NEW YORK -- Backlash over a photo that Mets pitcher Matt Harvey posted Tuesday on Twitter prompted the right-hander to delete his popular social media account.
Shortly after Harvey tweeted a photograph of himself making an inappropriate gesture from his hospital bed on the day of his Tommy John surgery, the Mets asked him to remove the photo. Harvey deleted his entire account with more than 100,000 followers instead.
"It was me showing a little bit of my personality before surgery," Harvey said. "I'm not going to apologize for being myself and having a good laugh at a funny little picture. I've kind of had enough with Twitter and not being able to show your personal side. I'll keep those pictures to myself."
Harvey said his mother took the photo in question, and that he was simply trying to relate the excitement he felt over the six-month anniversary of his Tommy John surgery.
"I thought the whole reason for having a Twitter and an Instagram was to be yourself," Harvey said. "It's my personal account. I thought the whole reason to have a Twitter was to put out there a little bit of fun and show your personal side a little bit. But I guess when that gets questioned from a picture or so many wrongdoings, there comes a time when you have to get rid of it.
"I honestly didn't think there was anything wrong with it. You listen to the radio and you hear a lot of rap music and things that are a lot worse than what I was showing -- genuine excitement and a little bit of laughter toward a picture that I was looking at this morning. I guess to stop the controversy, deleting the Twitter was an easy out of not worrying about it anymore."
Harvey continues to make progress in his rehab and still considers a September return his goal. He recently struck a deal with the Mets allowing him to base his rehab in New York when the team is home, and in Port St. Lucie, Fla. when the team is on the road.
"The main frustration is not being able to play and pitch," Harvey said. "If there's one thing I'm sorry for, it's not being able to play. That's always going to be on my mind."
Slumping Granderson remains in two-hole
NEW YORK -- Despite Curtis Granderson's ever-deepening slump, the Mets are sticking with him batting second.
Granderson started his third consecutive game in the two-hole Tuesday, as he attempted to work his way out of an 0-for-19 rut. With manager Terry Collins reluctant to shift Lucas Duda into the cleanup spot until Duda grows comfortable as the everyday first baseman, that meant another game batting fourth for second baseman Daniel Murphy.
Granderson has spent significant time in recent days working with hitting coach Dave Hudgens on his plate approach, focusing on swinging only at the balls he can handle.
"I've definitely had some [slumps] over the course of my career," Granderson said. "I don't remember exactly what was the turning point or what caused the turning point, but eventually it did come.

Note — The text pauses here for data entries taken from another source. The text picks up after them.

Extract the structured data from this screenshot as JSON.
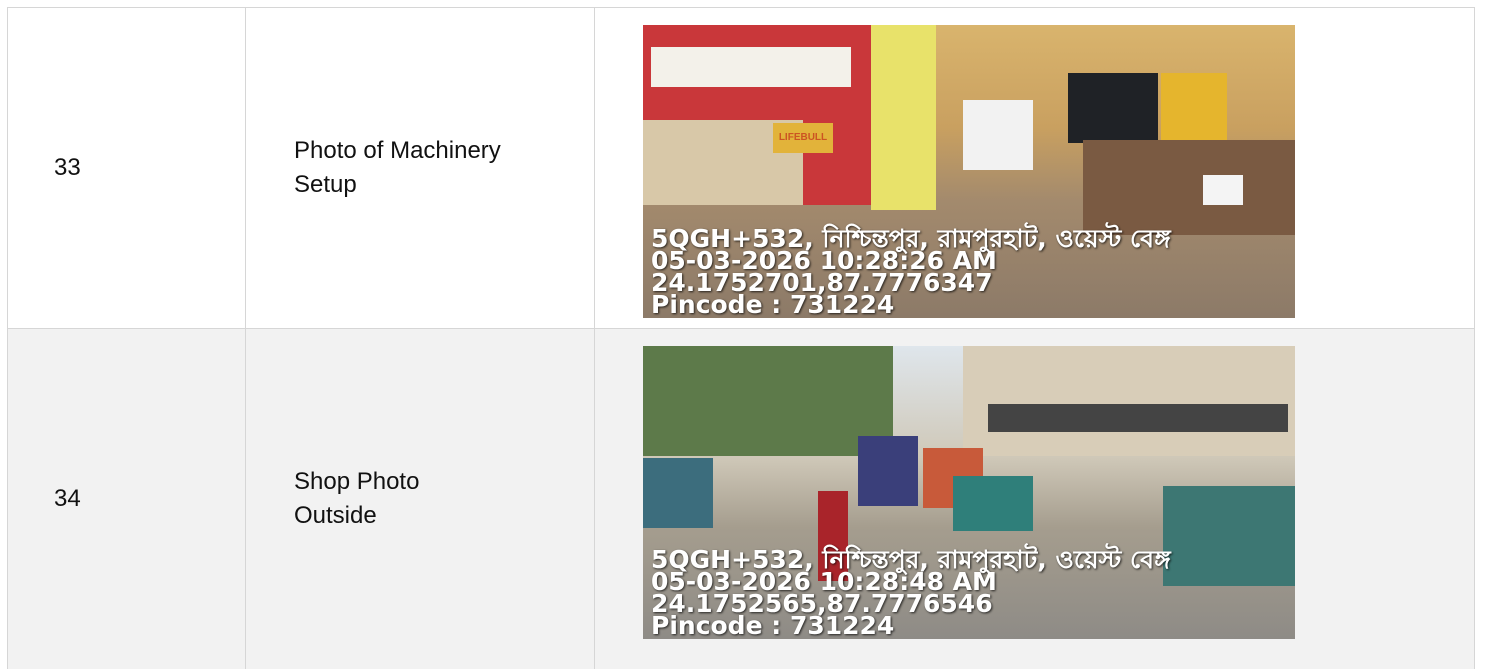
{
  "rows": [
    {
      "number": "33",
      "label_line1": "Photo of Machinery",
      "label_line2": "Setup",
      "overlay": [
        "5QGH+532, নিশ্চিন্তপুর, রামপুরহাট, ওয়েস্ট বেঙ্গ",
        "05-03-2026 10:28:26 AM",
        "24.1752701,87.7776347",
        "Pincode : 731224"
      ],
      "photo_signage": "LIFEBULL"
    },
    {
      "number": "34",
      "label_line1": "Shop Photo",
      "label_line2": "Outside",
      "overlay": [
        "5QGH+532, নিশ্চিন্তপুর, রামপুরহাট, ওয়েস্ট বেঙ্গ",
        "05-03-2026 10:28:48 AM",
        "24.1752565,87.7776546",
        "Pincode : 731224"
      ]
    }
  ]
}
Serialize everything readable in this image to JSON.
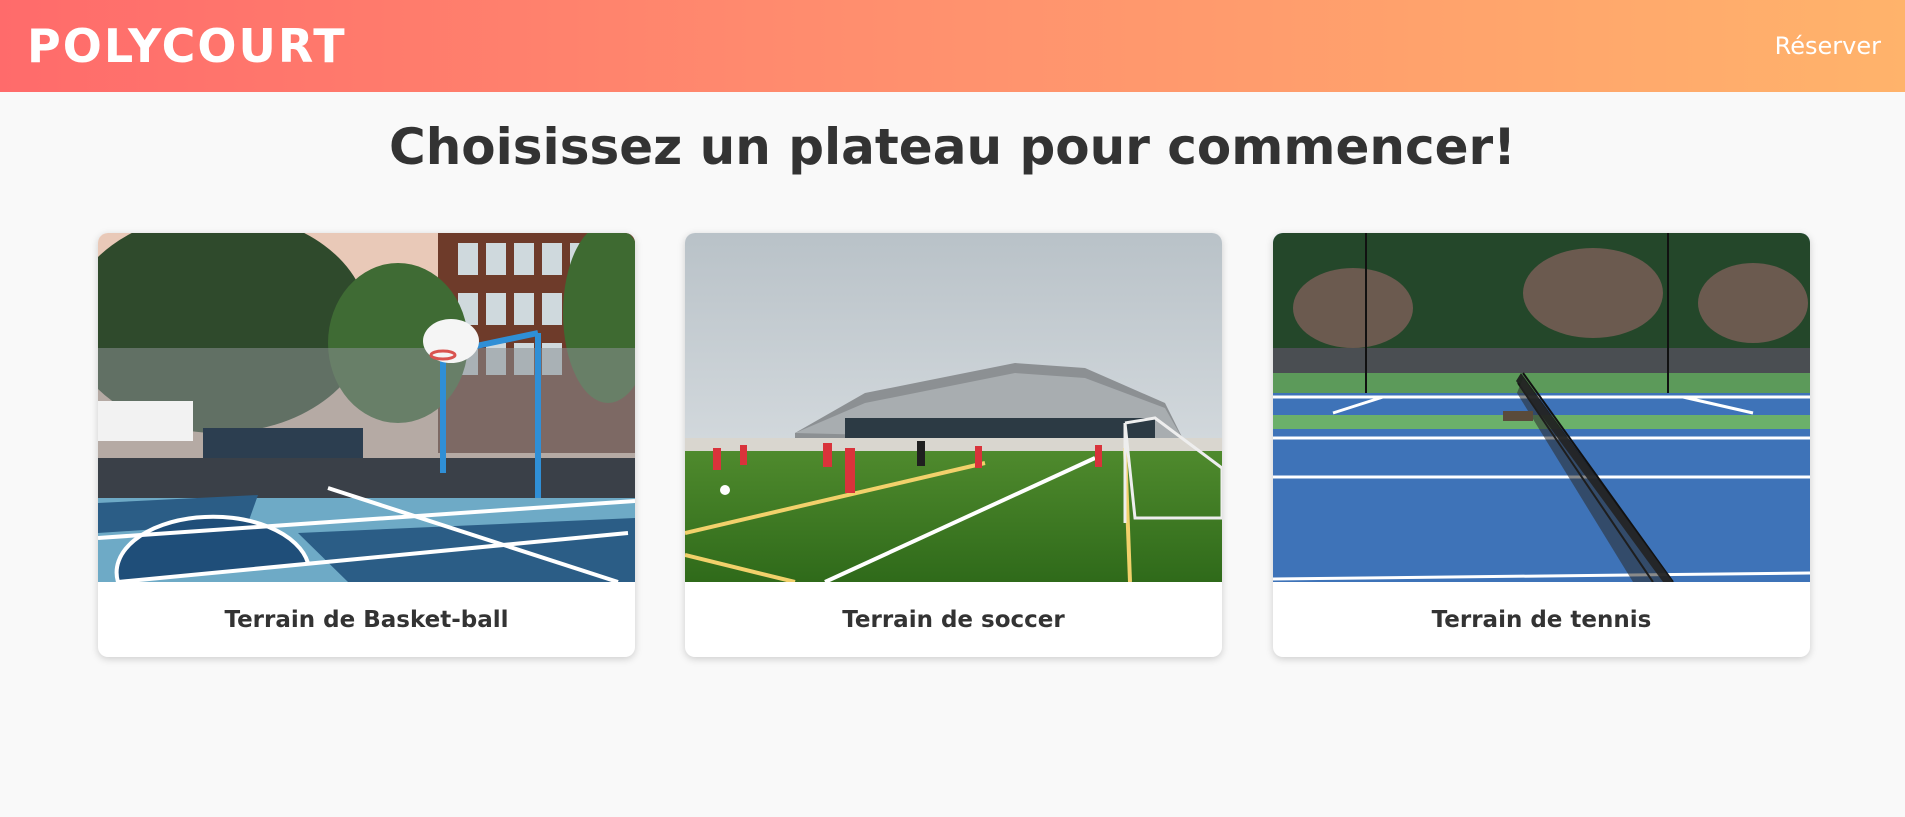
{
  "header": {
    "brand": "POLYCOURT",
    "nav_reserve": "Réserver"
  },
  "main": {
    "title": "Choisissez un plateau pour commencer!",
    "cards": [
      {
        "label": "Terrain de Basket-ball",
        "image": "basketball-court-photo"
      },
      {
        "label": "Terrain de soccer",
        "image": "soccer-field-photo"
      },
      {
        "label": "Terrain de tennis",
        "image": "tennis-court-photo"
      }
    ]
  },
  "colors": {
    "header_gradient_start": "#ff6b6b",
    "header_gradient_end": "#ffb36b",
    "page_background": "#f9f9f9",
    "text": "#333333"
  }
}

That's the one thing I do remember. So I'm continuing to stay positive with all those different things and realizing it is a part of the game."
Mets to monitor workload of Farnsworth
NEW YORK -- The downside of having a 38-year-old closer is that Mets manager Terry Collins never quite knows when Kyle Farnsworth will be unavailable.

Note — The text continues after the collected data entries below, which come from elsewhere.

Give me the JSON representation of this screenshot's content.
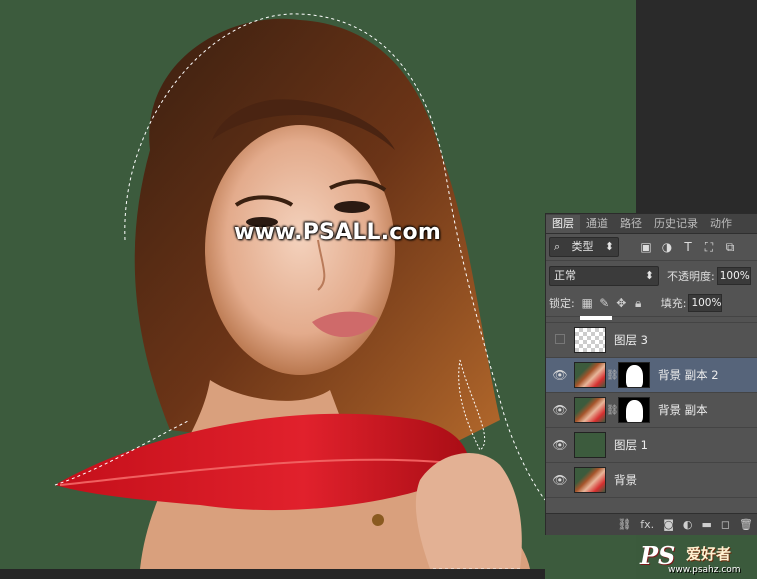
{
  "watermark": "www.PSALL.com",
  "panel": {
    "tabs": [
      "图层",
      "通道",
      "路径",
      "历史记录",
      "动作"
    ],
    "filter_kind": "类型",
    "blend_mode": "正常",
    "opacity_label": "不透明度:",
    "opacity_value": "100%",
    "lock_label": "锁定:",
    "fill_label": "填充:",
    "fill_value": "100%",
    "layers": [
      {
        "name": "图层 3",
        "visible": false
      },
      {
        "name": "背景 副本 2",
        "visible": true,
        "selected": true
      },
      {
        "name": "背景 副本",
        "visible": true
      },
      {
        "name": "图层 1",
        "visible": true
      },
      {
        "name": "背景",
        "visible": true
      }
    ],
    "footer_icons": [
      "link-icon",
      "fx-icon",
      "mask-icon",
      "adjustment-icon",
      "folder-icon",
      "new-layer-icon",
      "trash-icon"
    ],
    "footer_fx": "fx."
  },
  "logo": {
    "ps": "PS",
    "site": "爱好者",
    "url": "www.psahz.com"
  }
}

Collins is still feeling out how often and how heavily he can use Farnsworth, who recorded his first save as a Met in Monday's 2-0 win over the Cardinals. Unlike injured closer Bobby Parnell, who was able to pitch in as many as three consecutive games without issue, Farnsworth may need a bit more coddling.
"You've got to monitor them," Collins said of his growing group of older players, which includes Farnsworth, Jose Valverde, Bartolo Colon and Bobby Abreu. "When you get to be 40 or so, it just doesn't come back as fast the next day as you'd like it to."

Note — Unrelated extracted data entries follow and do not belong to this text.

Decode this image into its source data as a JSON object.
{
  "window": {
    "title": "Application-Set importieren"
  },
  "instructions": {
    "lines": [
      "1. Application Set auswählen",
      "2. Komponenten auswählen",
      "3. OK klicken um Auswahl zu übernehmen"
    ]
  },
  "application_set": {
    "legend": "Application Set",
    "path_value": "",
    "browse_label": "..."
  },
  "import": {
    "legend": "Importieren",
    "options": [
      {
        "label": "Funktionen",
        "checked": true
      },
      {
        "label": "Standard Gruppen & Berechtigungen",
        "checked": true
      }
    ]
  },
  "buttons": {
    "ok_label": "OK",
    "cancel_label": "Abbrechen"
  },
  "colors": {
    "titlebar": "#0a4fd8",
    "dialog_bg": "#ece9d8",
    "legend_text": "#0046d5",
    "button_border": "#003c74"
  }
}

Collins plans to check with Farnsworth daily to see how he feels. On days when the right-hander is unavailable, Valverde, Carlos Torres and even Daisuke Matsuzaka will be candidates to close.
• Outfielder Juan Lagares has been running in Port St. Lucie, but he has no timetable to begin playing in Minor League rehab games. It is unclear whether Lagares, who strained his right hamstring earlier this month, will return from the disabled list when eligible on April 30.
• Collins indicated that he will likely give Abreu his first start in the outfield Thursday against the Cardinals. Collins said he has been eager to give Abreu playing time this week, even if it is only in a pinch-hitting role.